— Ваш младший сын Рамазан уже стал джигитом, — поглаживая шелковисто-черную бородку, повел речь Мырзакан. — Я буду откровенен, не утаю от вас истинной правды. Хотя и Рамазан вашей крови, но, увы, не в вас он ни лицом, ни умом, ни красноречием, ни силой. Грубый он какой-то, неотесанный. Не обижайся на меня… Рамазана надо бы женить на умной девушке. Иначе он может запятнать ваше доброе имя. Нам нужно прямо взять быка за рога. Скажем, давай побратаемся, свяжем наши узы сватовством и успокоимся: впредь не будет между нами распрей. Увидите, Барман не откажется породниться через свою младшую дочь.
Асантай, выслушав Мырзакана, согласился с ним, советчик хотя и говорит редко, но метко. Первым сватом к Барману направился Мырзакан. Мырзакан, — он не однажды гасил возникавшие перебранки между аилами, разнимал, можно сказать, дерущихся, — умел дать своевременный совет, желая людям мира и благоденствия.
Не теряя достоинства, поглаживая бородку, он внушительно сказал Барману:
— «Молодцы мирятся в борьбе», — говорят в народе. Живем мы всегда рядом. Хорошо знаем друг друга, считай и в радости и в горести вместе. Жить и жить нашим родам в мире и согласии. Вы с Асантаем — не кровные враги, а кровные братья. Ваше братство должно быть еще крепче. Поэтому свою младшую Айнагуль нареки младшему сыну Асантая Рамазану. Что может быть выше уз сватовства? Посватайтесь и забудьте все обиды…
Барман чуть было не вспылил, по Гульгаакы, внимательно выслушав Мырзакана, остановила мужа:
— Согласись, властелин рода! Нет лучше места для нашей дочери, чем род Асантая. Правда, сын его, Рамазан, я заметила, немного с придурью. С ним будет трудновато. — Но тут же байбиче себя поправила: — Что поделаешь… Умная женщина удлиняет короткое, выравнивает кривое и безумному возвращает рассудок. Пора навсегда покончить со злобой между нашими родами. Согласись, милостивый властелин.

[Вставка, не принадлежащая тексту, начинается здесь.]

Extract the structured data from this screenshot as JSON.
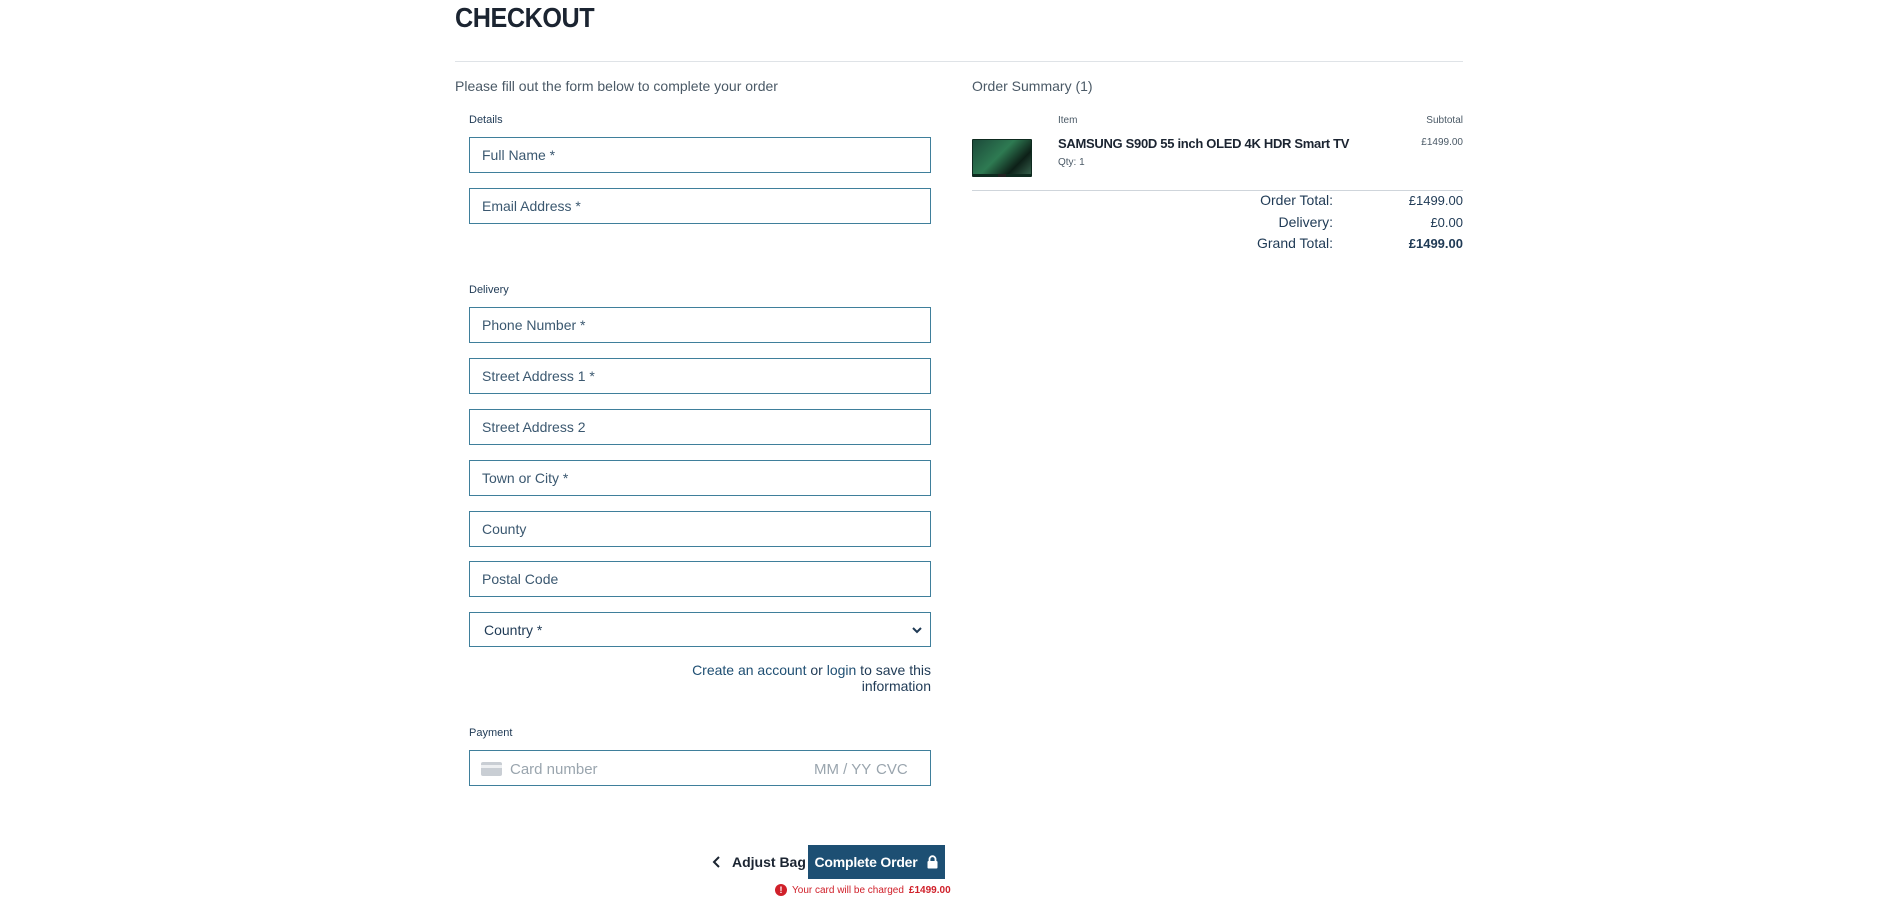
{
  "header": {
    "title": "CHECKOUT"
  },
  "form": {
    "intro": "Please fill out the form below to complete your order",
    "details_label": "Details",
    "full_name_placeholder": "Full Name *",
    "email_placeholder": "Email Address *",
    "delivery_label": "Delivery",
    "phone_placeholder": "Phone Number *",
    "street1_placeholder": "Street Address 1 *",
    "street2_placeholder": "Street Address 2",
    "town_placeholder": "Town or City *",
    "county_placeholder": "County",
    "postal_placeholder": "Postal Code",
    "country_selected": "Country *",
    "account_create": "Create an account",
    "account_or": " or ",
    "account_login": "login",
    "account_suffix": " to save this information",
    "payment_label": "Payment",
    "card_number_placeholder": "Card number",
    "card_expiry_placeholder": "MM / YY",
    "card_cvc_placeholder": "CVC"
  },
  "actions": {
    "adjust_bag": "Adjust Bag",
    "complete_order": "Complete Order",
    "charge_note_prefix": "Your card will be charged",
    "charge_amount": "£1499.00"
  },
  "summary": {
    "title": "Order Summary (1)",
    "col_item": "Item",
    "col_subtotal": "Subtotal",
    "items": [
      {
        "name": "SAMSUNG S90D 55 inch OLED 4K HDR Smart TV",
        "qty": "Qty: 1",
        "price": "£1499.00"
      }
    ],
    "order_total_label": "Order Total:",
    "order_total": "£1499.00",
    "delivery_label": "Delivery:",
    "delivery": "£0.00",
    "grand_total_label": "Grand Total:",
    "grand_total": "£1499.00"
  },
  "icons": {
    "back": "chevron-left-icon",
    "lock": "lock-icon",
    "alert": "alert-circle-icon",
    "card": "credit-card-icon",
    "dropdown": "chevron-down-icon"
  },
  "colors": {
    "accent": "#1d4f73",
    "field_border": "#3f7f9b",
    "error": "#d0202a"
  }
}
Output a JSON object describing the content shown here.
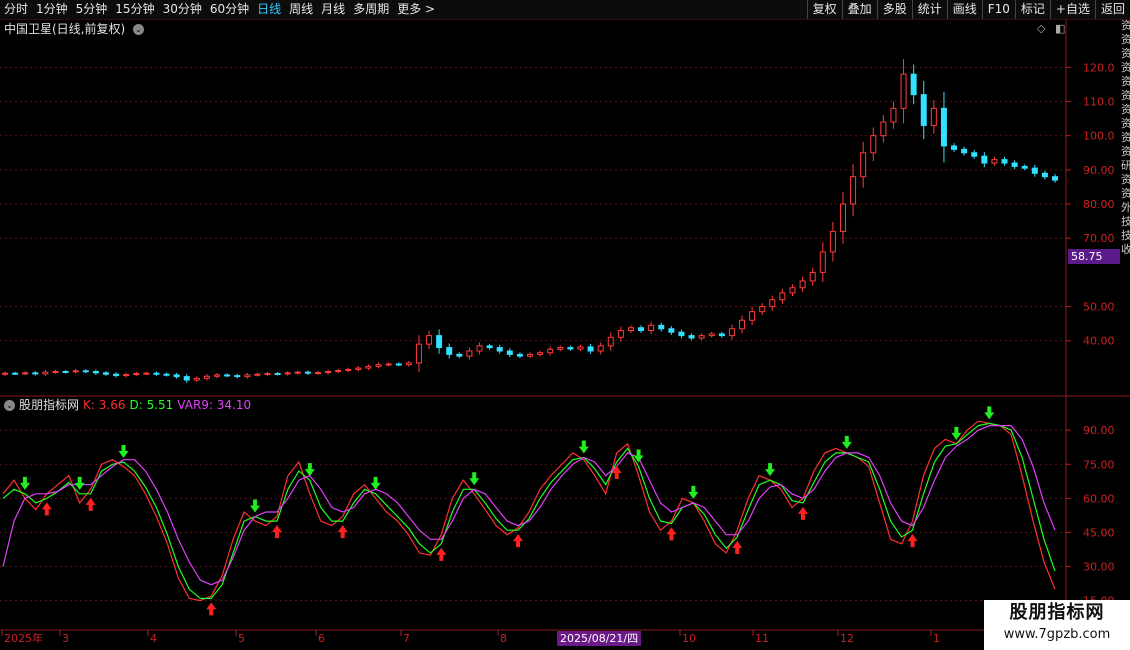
{
  "toolbar": {
    "periods": [
      "分时",
      "1分钟",
      "5分钟",
      "15分钟",
      "30分钟",
      "60分钟",
      "日线",
      "周线",
      "月线",
      "多周期",
      "更多 >"
    ],
    "active_period": "日线",
    "actions": [
      "复权",
      "叠加",
      "多股",
      "统计",
      "画线",
      "F10",
      "标记",
      "+自选",
      "返回"
    ]
  },
  "stock": {
    "title": "中国卫星(日线,前复权)",
    "current_price_tag": "58.75"
  },
  "price_axis": {
    "labels": [
      "120.0",
      "110.0",
      "100.0",
      "90.00",
      "80.00",
      "70.00",
      "50.00",
      "40.00"
    ],
    "values": [
      120,
      110,
      100,
      90,
      80,
      70,
      50,
      40
    ]
  },
  "indicator": {
    "name": "股朋指标网",
    "k_label": "K: 3.66",
    "d_label": "D: 5.51",
    "var9_label": "VAR9: 34.10",
    "axis_labels": [
      "90.00",
      "75.00",
      "60.00",
      "45.00",
      "30.00",
      "15.00"
    ],
    "axis_values": [
      90,
      75,
      60,
      45,
      30,
      15
    ]
  },
  "dates": {
    "labels": [
      "2025年",
      "3",
      "4",
      "5",
      "6",
      "7",
      "8",
      "10",
      "11",
      "12",
      "1"
    ],
    "cursor": "2025/08/21/四"
  },
  "watermark": {
    "title": "股朋指标网",
    "url": "www.7gpzb.com"
  },
  "side_strip": "资资资资资资资资资资研资资外技技收",
  "colors": {
    "up": "#ff3b3b",
    "down": "#33e0ff",
    "k_line": "#ff3030",
    "d_line": "#20ff20",
    "var9_line": "#e040fb",
    "grid": "#5a1212",
    "axis_text": "#cc2222"
  },
  "chart_data": [
    {
      "type": "candlestick",
      "title": "中国卫星(日线,前复权)",
      "ylim": [
        25,
        128
      ],
      "x_range": [
        "2025-01",
        "2026-01"
      ],
      "closes": [
        30.5,
        30.4,
        30.6,
        30.3,
        30.8,
        31.0,
        30.9,
        31.2,
        31.0,
        30.6,
        30.2,
        29.8,
        30.1,
        30.4,
        30.5,
        30.2,
        30.0,
        29.5,
        28.5,
        29.0,
        29.6,
        30.0,
        29.8,
        29.5,
        30.0,
        30.2,
        30.4,
        30.3,
        30.6,
        30.8,
        30.5,
        30.7,
        31.0,
        31.3,
        31.6,
        32.0,
        32.5,
        33.0,
        33.2,
        33.0,
        33.5,
        39.0,
        41.5,
        38.0,
        36.0,
        35.5,
        37.0,
        38.5,
        38.0,
        37.0,
        36.0,
        35.5,
        36.0,
        36.5,
        37.5,
        38.0,
        37.6,
        38.2,
        37.0,
        38.5,
        41.0,
        43.0,
        43.8,
        43.0,
        44.5,
        43.5,
        42.5,
        41.5,
        40.8,
        41.5,
        42.0,
        41.5,
        43.5,
        46.0,
        48.5,
        50.0,
        52.0,
        54.0,
        55.5,
        57.5,
        60.0,
        66.0,
        72.0,
        80.0,
        88.0,
        95.0,
        100.0,
        104.0,
        108.0,
        118.0,
        112.0,
        103.0,
        108.0,
        97.0,
        96.0,
        95.0,
        94.0,
        92.0,
        93.0,
        92.0,
        91.0,
        90.5,
        89.0,
        88.0,
        87.0
      ],
      "last_price": 58.75
    },
    {
      "type": "line",
      "title": "股朋指标网",
      "ylim": [
        10,
        98
      ],
      "series": [
        {
          "name": "K",
          "values": [
            62,
            68,
            60,
            55,
            62,
            66,
            70,
            58,
            64,
            75,
            77,
            74,
            70,
            62,
            52,
            40,
            25,
            16,
            15,
            17,
            26,
            42,
            54,
            50,
            48,
            52,
            70,
            76,
            62,
            50,
            48,
            52,
            62,
            66,
            60,
            54,
            50,
            44,
            36,
            35,
            44,
            60,
            68,
            62,
            55,
            48,
            44,
            47,
            54,
            64,
            70,
            75,
            80,
            77,
            70,
            62,
            80,
            84,
            70,
            54,
            46,
            50,
            60,
            58,
            50,
            40,
            36,
            46,
            60,
            70,
            68,
            64,
            56,
            60,
            72,
            80,
            82,
            80,
            78,
            74,
            58,
            42,
            40,
            50,
            70,
            82,
            86,
            84,
            90,
            94,
            93,
            92,
            88,
            70,
            50,
            32,
            20
          ]
        },
        {
          "name": "D",
          "values": [
            60,
            64,
            62,
            58,
            60,
            63,
            67,
            62,
            62,
            72,
            75,
            76,
            72,
            65,
            56,
            44,
            30,
            20,
            16,
            16,
            22,
            36,
            50,
            52,
            50,
            50,
            64,
            72,
            68,
            56,
            50,
            50,
            58,
            64,
            62,
            57,
            52,
            47,
            40,
            36,
            40,
            54,
            64,
            64,
            58,
            51,
            46,
            46,
            51,
            60,
            67,
            72,
            77,
            78,
            73,
            66,
            76,
            82,
            74,
            60,
            50,
            49,
            56,
            58,
            53,
            44,
            38,
            43,
            55,
            66,
            68,
            66,
            59,
            58,
            67,
            76,
            80,
            80,
            78,
            76,
            64,
            50,
            43,
            46,
            62,
            76,
            83,
            84,
            88,
            92,
            93,
            92,
            90,
            78,
            60,
            42,
            28
          ]
        },
        {
          "name": "VAR9",
          "values": [
            30,
            50,
            60,
            62,
            62,
            63,
            66,
            66,
            66,
            70,
            74,
            77,
            77,
            72,
            64,
            54,
            42,
            32,
            24,
            22,
            24,
            34,
            46,
            52,
            54,
            54,
            60,
            68,
            70,
            64,
            56,
            54,
            56,
            62,
            64,
            62,
            58,
            52,
            46,
            42,
            42,
            50,
            60,
            64,
            62,
            56,
            50,
            48,
            50,
            56,
            64,
            70,
            75,
            78,
            76,
            70,
            74,
            80,
            78,
            68,
            58,
            54,
            56,
            58,
            56,
            50,
            44,
            44,
            50,
            60,
            65,
            66,
            62,
            60,
            64,
            72,
            78,
            80,
            80,
            78,
            70,
            58,
            50,
            48,
            56,
            68,
            78,
            83,
            86,
            90,
            92,
            92,
            92,
            86,
            74,
            58,
            46
          ]
        }
      ]
    }
  ]
}
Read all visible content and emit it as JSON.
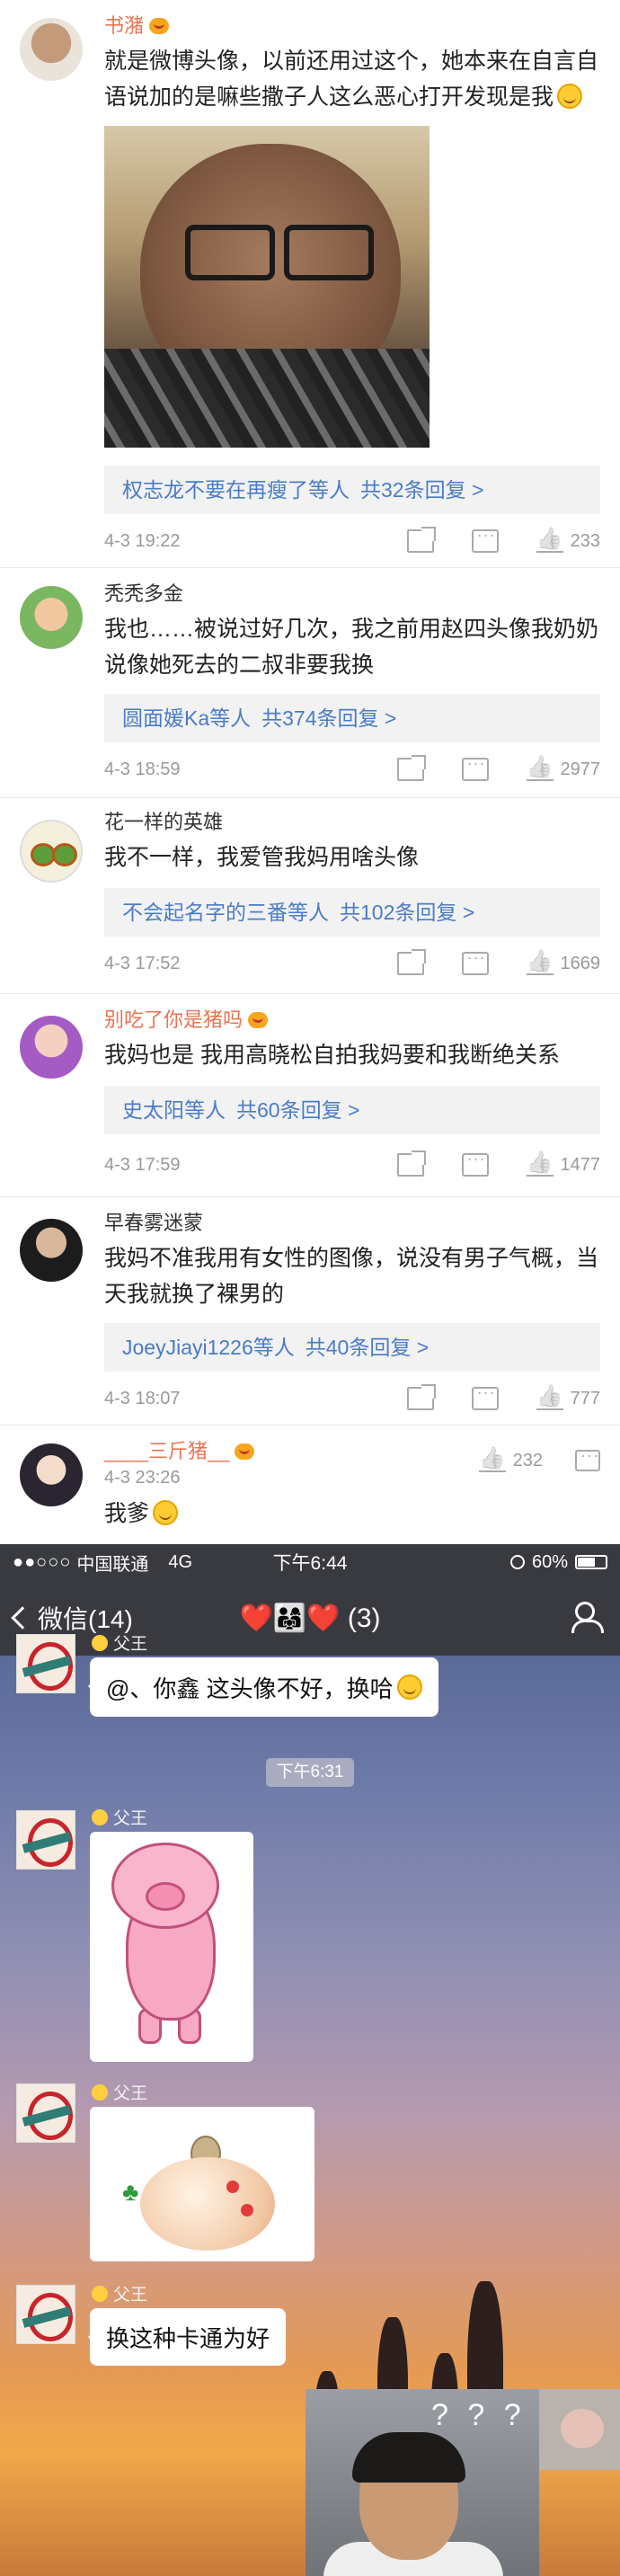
{
  "comments": [
    {
      "user": "书潴",
      "text": "就是微博头像，以前还用过这个，她本来在自言自语说加的是嘛些撒子人这么恶心打开发现是我",
      "reply_users": "权志龙不要在再瘦了等人",
      "reply_count": "共32条回复 >",
      "time": "4-3 19:22",
      "likes": "233"
    },
    {
      "user": "秃秃多金",
      "text": "我也……被说过好几次，我之前用赵四头像我奶奶说像她死去的二叔非要我换",
      "reply_users": "圆面媛Ka等人",
      "reply_count": "共374条回复 >",
      "time": "4-3 18:59",
      "likes": "2977"
    },
    {
      "user": "花一样的英雄",
      "text": "我不一样，我爱管我妈用啥头像",
      "reply_users": "不会起名字的三番等人",
      "reply_count": "共102条回复 >",
      "time": "4-3 17:52",
      "likes": "1669"
    },
    {
      "user": "别吃了你是猪吗",
      "text": "我妈也是 我用高晓松自拍我妈要和我断绝关系",
      "reply_users": "史太阳等人",
      "reply_count": "共60条回复 >",
      "time": "4-3 17:59",
      "likes": "1477"
    },
    {
      "user": "早春雾迷蒙",
      "text": "我妈不准我用有女性的图像，说没有男子气概，当天我就换了裸男的",
      "reply_users": "JoeyJiayi1226等人",
      "reply_count": "共40条回复 >",
      "time": "4-3 18:07",
      "likes": "777"
    },
    {
      "user": "____三斤猪__",
      "text": "我爹",
      "time": "4-3 23:26",
      "likes": "232"
    }
  ],
  "wechat": {
    "status": {
      "signal": "●●○○○",
      "carrier": "中国联通",
      "network": "4G",
      "clock": "下午6:44",
      "battery": "60%"
    },
    "nav": {
      "back_label": "微信(14)",
      "hearts": "❤️👨‍👩‍👧❤️",
      "count": "(3)"
    },
    "sender_name": "父王",
    "timestamp": "下午6:31",
    "messages": [
      {
        "type": "text",
        "text": "@、你鑫 这头像不好，换哈"
      },
      {
        "type": "image",
        "alt": "pink cartoon pig"
      },
      {
        "type": "image",
        "alt": "piggy bank"
      },
      {
        "type": "text",
        "text": "换这种卡通为好"
      }
    ],
    "meme_text": "? ? ?"
  },
  "colors": {
    "weibo_name": "#eb7350",
    "weibo_link": "#4a7cc7",
    "wechat_bar": "#393a3f"
  }
}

— Кого же мне слушаться, как не тебя, благоденствие семьи? Ослушаться тебя, могу накликать гнев Умай-эне[34], святой праматери. Хорошо, даю свое согласие. Пусть отныне счастье сопутствует нашей дочери!
Асантай, подвязав к челке породистого жеребца клок белой ваты, велел гнать к Барману косяк в сорок лошадей. Отправил и Рамазана повидать невесту. Вместе с ним поехали комузисты, голосистые певцы, весельчаки и шутники, отлично знавшие традиции сватовства. Жених был в шапке с куньей опушкой и верхом из красного бархата, в жеребковой дохе, в блестящих, со скрипом сапогах. Но как там жених ни был торжествен, как ни сверкал новеньким нарядом, все равно он не очень понравился невесте.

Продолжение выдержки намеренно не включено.